When a loved one passes away, recognizing their passions offers one way to honor their memory. For those who served in the military, arranging for an honor guard detail at their wake or funeral can do just that.

An honor guard is a member of the military who attends a veteran’s funeral or wake services. During the services, at least two honor guards are present, one of whom must represent the veteran’s service branch. They fold and present the United States burial flag to the next of kin and play the bugle call “Taps,” which traditionally signals lights out at the end of a military service day. Sometimes, a bugler plays the song; however, because there are so few buglers available, the military often provides an electronic recording. 

The Department of Defense began the implementation plan for providing military funeral honors for eligible veterans in 2000. As of Jan. 1, 2000, Section 578 of Public Law 106-65 of the National Defense Authorization Act mandates that the United States Armed Forces shall provide the rendering of honors in a military funeral for any eligible veteran if requested by his or her family. 

The intention is “[to] express deep gratitude for those who have served our nation,” says Eric Adams, chief of Fort Leonard Wood’s Casualty Assistance Office. The Casualty Assistance Program is part of the Department of Defense and ensures that military families have support and understand all benefits.

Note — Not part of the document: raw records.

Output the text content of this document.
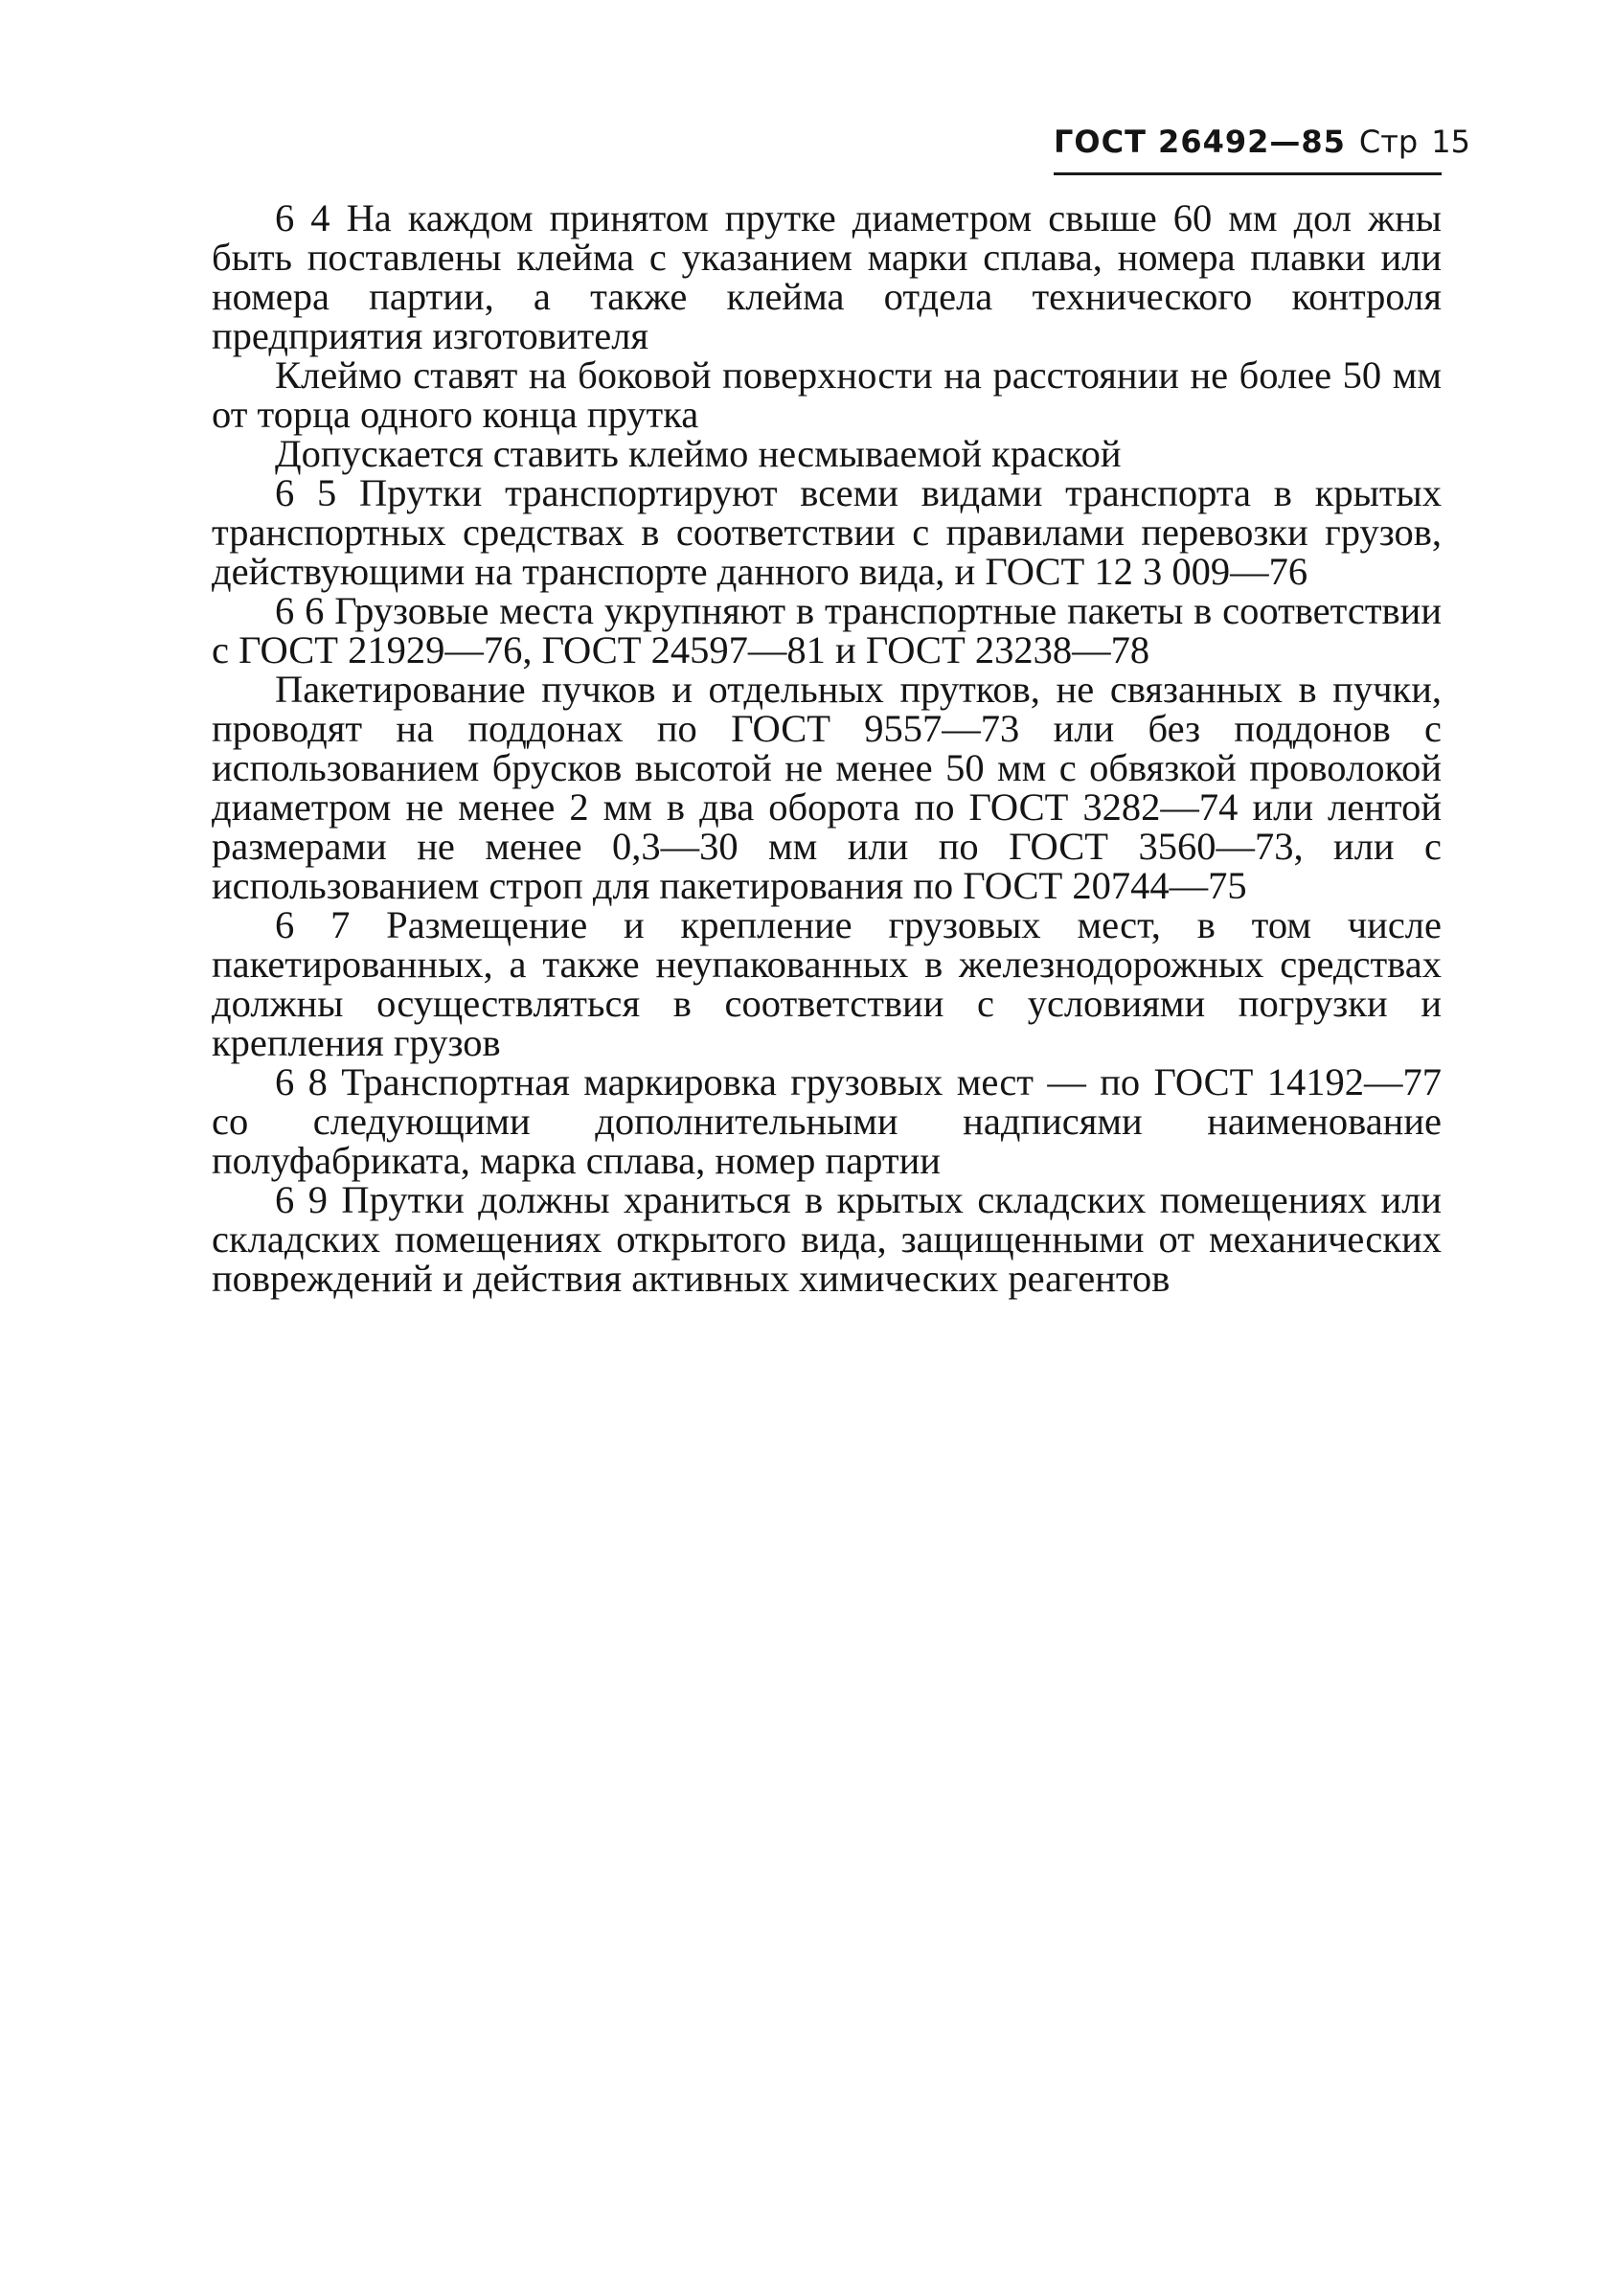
ГОСТ 26492—85 Стр 15

6 4 На каждом принятом прутке диаметром свыше 60 мм дол жны быть поставлены клейма с указанием марки сплава, номера плавки или номера партии, а также клейма отдела технического контроля предприятия изготовителя

Клеймо ставят на боковой поверхности на расстоянии не более 50 мм от торца одного конца прутка

Допускается ставить клеймо несмываемой краской

6 5 Прутки транспортируют всеми видами транспорта в крытых транспортных средствах в соответствии с правилами перевозки грузов, действующими на транспорте данного вида, и ГОСТ 12 3 009—76

6 6 Грузовые места укрупняют в транспортные пакеты в соответствии с ГОСТ 21929—76, ГОСТ 24597—81 и ГОСТ 23238—78

Пакетирование пучков и отдельных прутков, не связанных в пучки, проводят на поддонах по ГОСТ 9557—73 или без поддонов с использованием брусков высотой не менее 50 мм с обвязкой проволокой диаметром не менее 2 мм в два оборота по ГОСТ 3282—74 или лентой размерами не менее 0,3—30 мм или по ГОСТ 3560—73, или с использованием строп для пакетирования по ГОСТ 20744—75

6 7 Размещение и крепление грузовых мест, в том числе пакетированных, а также неупакованных в железнодорожных средствах должны осуществляться в соответствии с условиями погрузки и крепления грузов

6 8 Транспортная маркировка грузовых мест — по ГОСТ 14192—77 со следующими дополнительными надписями наименование полуфабриката, марка сплава, номер партии

6 9 Прутки должны храниться в крытых складских помещениях или складских помещениях открытого вида, защищенными от механических повреждений и действия активных химических реагентов
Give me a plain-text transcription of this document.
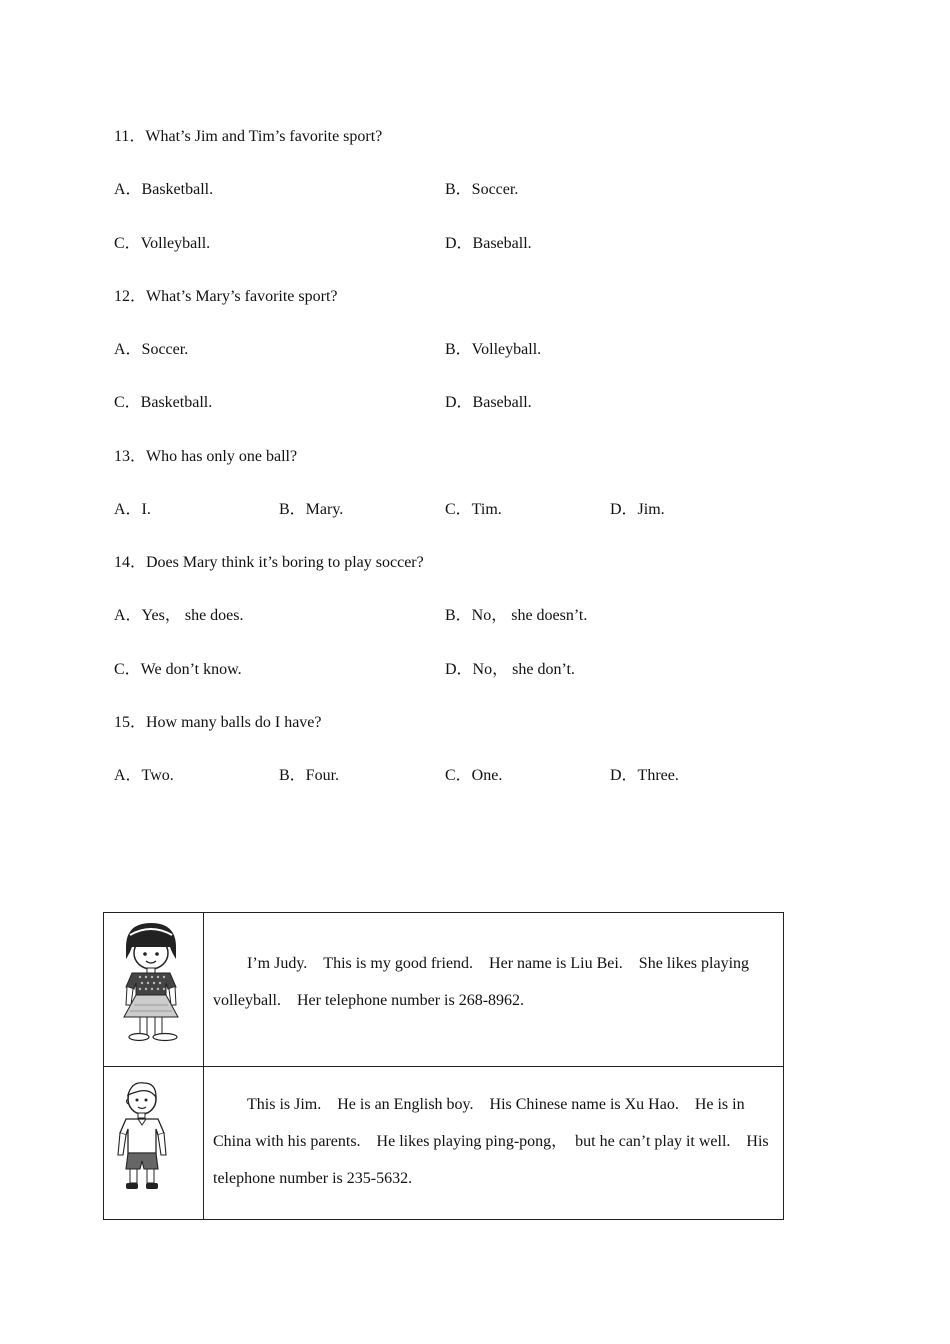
11．What’s Jim and Tim’s favorite sport?
A．Basketball.	B．Soccer.
C．Volleyball.	D．Baseball.
12．What’s Mary’s favorite sport?
A．Soccer.	B．Volleyball.
C．Basketball.	D．Baseball.
13．Who has only one ball?
A．I.	B．Mary.	C．Tim.	D．Jim.
14．Does Mary think it’s boring to play soccer?
A．Yes， she does.	B．No， she doesn’t.
C．We don’t know.	D．No， she don’t.
15．How many balls do I have?
A．Two.	B．Four.	C．One.	D．Three.

I’m Judy.　This is my good friend.　Her name is Liu Bei.　She likes playing volleyball.　Her telephone number is 268-8962.

This is Jim.　He is an English boy.　His Chinese name is Xu Hao.　He is in China with his parents.　He likes playing ping-pong，　but he can’t play it well.　His telephone number is 235-5632.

Who qualifies for an honor guard detail?

People who died while serving in the military were the first to be eligible for an honor guard detail at their services. Adams says the following now also qualify:

  • Veterans who served in the active military, naval, or air service, and were discharged or released with an “honorable” or “under honorable conditions” discharge.
  • Members or former members of the Selected Reserves who were discharged or released with an “honorable” or “under honorable conditions” discharge.
  • Members of the Commissioned Officers Corps of the Public Health Service and National Oceanic and Atmospheric Administration.
  • Certain civilian or contractual groups who have been given active-duty determinations, as they may have been named active-duty designees for the military, Navy, or the Department of the Air Force services.

How to arrange for an honor guard detail at a loved one’s funeral

Often, the funeral home providing services will make arrangements for families. However, Adams says family members of eligible deceased veterans may request military funeral honors by contacting the Casualty Assistance Center that services their state. You can also reach out to the appropriate military funeral honors coordinator listed in the Military Funeral Honors Directory. 

To show proof that a loved one is eligible to have an honor guard detail, you need to provide a DD Form 214, “Certificate of Release or Discharge from Active Duty” or a discharge document showing honorable service. Obtain the DD Form 214 online at: You may also complete a Standard Form 180 at:

If you can’t find proof of service, fill out the Military Records for Veterans Burial/Funeral Benefits Form to make an emergency request for expedited military records from the National Archives and Records Administration.

Police and fire honor guards

To honor their deceased members in a similar way to military, many police and fire departments also have honor guards. Like military honor guards, volunteers undergo training on the etiquette of marching steps, holding rifles, folding flags, and more. 

They attend services for those lost in the line of duty, while working with the department, or in retirement. In rare cases, family members of police officers and firefighters may be honored.

Sean Curran, sergeant of the detective unit for the Highland Park Police Department, took over his department’s honor guard program in 2020. 

“There wasn’t an official team in place at the time. We often would train on the fly. That’s what made me want to create an official team,” Curran says.

He established policies, recruited members, and arranged for them to receive training and specially designed uniforms.

“Sometimes a family member calls and asks if our department has honor guards for retired officers, and I make arrangements with them,” Curran says. “It’s important for us to provide this for families of fellow officers.”

Mark Bechtold: Officer and honor guard with the Mount Prospect Police Department

For 15 of the 25 years that Mark Bechtold has been a police officer, he has volunteered as an honor guard.

After completing 40 hours of training, he embraced the role, attending many ceremonies, wakes, and funerals. Over the years, being an honor guard evolved into his favorite duty, in addition to training new officers.

“As a training officer, you’re helping to shape the next generation of officers, and as an honor guard, a lot of times you are helping to honor past officers,” Bechtold says.

At ceremonial events such as parades, he often carries the American flag.

“It’s a privilege to be able to honor the United States when I get to carry the United States flag. There’s a little more strictness with that versus the state of Illinois flag or even the rifles the officers carry,” he says.

However, the most meaningful moments for Bechtold as an honor guard are when he attends a wake or funeral for a retired officer.

“You’re there for the family, and they appreciate it so much because they want to know that their loved one isn’t forgotten,” he says. “Being there also shows the next generation what their loved one dedicated their life to and what they were part of.”